A special mention to Einstein’s cafe (p.156), which reminded me of this picture of Einstein’s relative Cafe I took while staying in Melbourne in 2016… (Not to be confused with the Markov bar in the same city.) And a fairly minor concern that I find myself quoted in the sections priors: a gallimaufry (!) and… Bad faith Bayesianism (!!), with the above qualification. Although I later reappear as a pragmatic Bayesian (p.428), although a priori as a counter-example!

Binomial vs Bernoulli

Posted in Books, Statistics with tags , , , , on December 25, 2018 by xi'an

An interesting confusion on X validated where someone was convinced that using the Bernoulli representation of a sequence of Bernoulli experiments led to different posterior probabilities of two possible models than when using their Binomial representation. The confusion actually stemmed from using different conditionals, namely N¹=4,N²=1 in the first case (for a model M¹ with two probabilities p¹ and p²) and N¹+N²=5 in the second case (for a model M² with a single probability p⁰). While (N¹,N²) is sufficient for the first model and N¹+N² is sufficient for the second model, P(M¹|N¹,N²) is not commensurable to P(M²|N¹+N²)! Another illustration of the fickleness of the notion of sufficiency when comparing models.
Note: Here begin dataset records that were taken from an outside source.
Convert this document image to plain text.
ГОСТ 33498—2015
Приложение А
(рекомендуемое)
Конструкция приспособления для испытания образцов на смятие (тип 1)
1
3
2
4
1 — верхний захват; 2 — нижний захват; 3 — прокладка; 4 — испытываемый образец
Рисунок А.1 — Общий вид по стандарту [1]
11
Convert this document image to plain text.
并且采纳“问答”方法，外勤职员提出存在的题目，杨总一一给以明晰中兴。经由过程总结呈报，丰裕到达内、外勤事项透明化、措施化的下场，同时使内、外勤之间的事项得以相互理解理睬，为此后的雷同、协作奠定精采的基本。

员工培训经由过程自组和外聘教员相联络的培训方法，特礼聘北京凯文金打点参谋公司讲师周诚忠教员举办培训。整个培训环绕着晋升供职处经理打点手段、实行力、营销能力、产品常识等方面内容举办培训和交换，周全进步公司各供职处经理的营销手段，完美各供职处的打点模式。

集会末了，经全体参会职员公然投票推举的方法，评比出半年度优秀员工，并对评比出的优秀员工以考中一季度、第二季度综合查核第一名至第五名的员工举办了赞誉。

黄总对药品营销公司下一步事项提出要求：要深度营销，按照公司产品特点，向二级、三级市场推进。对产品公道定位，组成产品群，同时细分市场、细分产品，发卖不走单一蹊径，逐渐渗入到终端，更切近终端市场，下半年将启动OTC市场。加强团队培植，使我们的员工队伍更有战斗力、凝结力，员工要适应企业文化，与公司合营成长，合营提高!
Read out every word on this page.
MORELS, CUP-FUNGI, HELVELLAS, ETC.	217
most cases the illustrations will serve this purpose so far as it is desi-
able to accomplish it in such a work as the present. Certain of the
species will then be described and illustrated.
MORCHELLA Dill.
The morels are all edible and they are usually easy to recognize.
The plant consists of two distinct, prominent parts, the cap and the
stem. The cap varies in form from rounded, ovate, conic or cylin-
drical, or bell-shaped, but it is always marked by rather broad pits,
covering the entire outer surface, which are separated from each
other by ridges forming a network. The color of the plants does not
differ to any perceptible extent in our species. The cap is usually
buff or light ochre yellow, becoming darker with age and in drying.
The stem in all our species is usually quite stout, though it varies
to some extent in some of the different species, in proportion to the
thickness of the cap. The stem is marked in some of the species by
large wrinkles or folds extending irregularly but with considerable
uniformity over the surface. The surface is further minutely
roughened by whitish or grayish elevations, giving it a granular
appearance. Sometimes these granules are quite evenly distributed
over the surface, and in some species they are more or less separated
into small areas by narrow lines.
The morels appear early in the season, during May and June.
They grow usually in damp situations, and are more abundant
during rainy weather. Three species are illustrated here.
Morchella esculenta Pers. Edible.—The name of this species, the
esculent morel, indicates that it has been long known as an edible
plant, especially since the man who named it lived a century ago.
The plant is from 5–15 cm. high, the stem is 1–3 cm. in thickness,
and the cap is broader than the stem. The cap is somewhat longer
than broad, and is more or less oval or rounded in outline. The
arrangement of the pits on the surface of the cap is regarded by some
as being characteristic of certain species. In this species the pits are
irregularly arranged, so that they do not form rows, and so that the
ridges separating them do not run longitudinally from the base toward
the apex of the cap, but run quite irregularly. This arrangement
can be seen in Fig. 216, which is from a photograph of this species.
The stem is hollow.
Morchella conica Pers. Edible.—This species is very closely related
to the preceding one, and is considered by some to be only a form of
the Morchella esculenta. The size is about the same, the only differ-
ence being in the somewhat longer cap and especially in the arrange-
absurdly unbiased estimators

Posted in Books, Kids, Statistics with tags , , , , , , , on November 8, 2018 by xi'an

“…there are important classes of problems for which the mathematics forces the existence of such estimators.”

Recently I came through a short paper written by Erich Lehmann for The American Statistician, Estimation with Inadequate Information. He analyses the apparent absurdity of using unbiased estimators or even best unbiased estimators in settings like the Poisson P(λ) observation X producing the (unique) unbiased estimator of exp(-bλ) equal to

(1-b)^x

which is indeed absurd when b>1. My first reaction to this example is that the question of what is “best” for a single observation is not very meaningful and that adding n independent Poisson observations replaces b with b/n, which gets eventually less than one. But Lehmann argues that the paradox stems from a case of missing information, as for instance in the Poisson example where the above quantity is the probability P(T=0) that T=0, when T=X+Y, Y being another unobserved Poisson with parameter (b-1)λ. In a lot of such cases, there is no unbiased estimator at all. When there is any, it must take values outside the (0,1) range, thanks to a lemma shown by Lehmann that the conditional expectation of this estimator given T is either zero or one.

I find the short paper quite interesting in exposing some reasons why the estimators cannot find enough information within the data (often a single point) to achieve an efficient estimation of the targeted function of the parameter, even though the setting may appear rather artificial.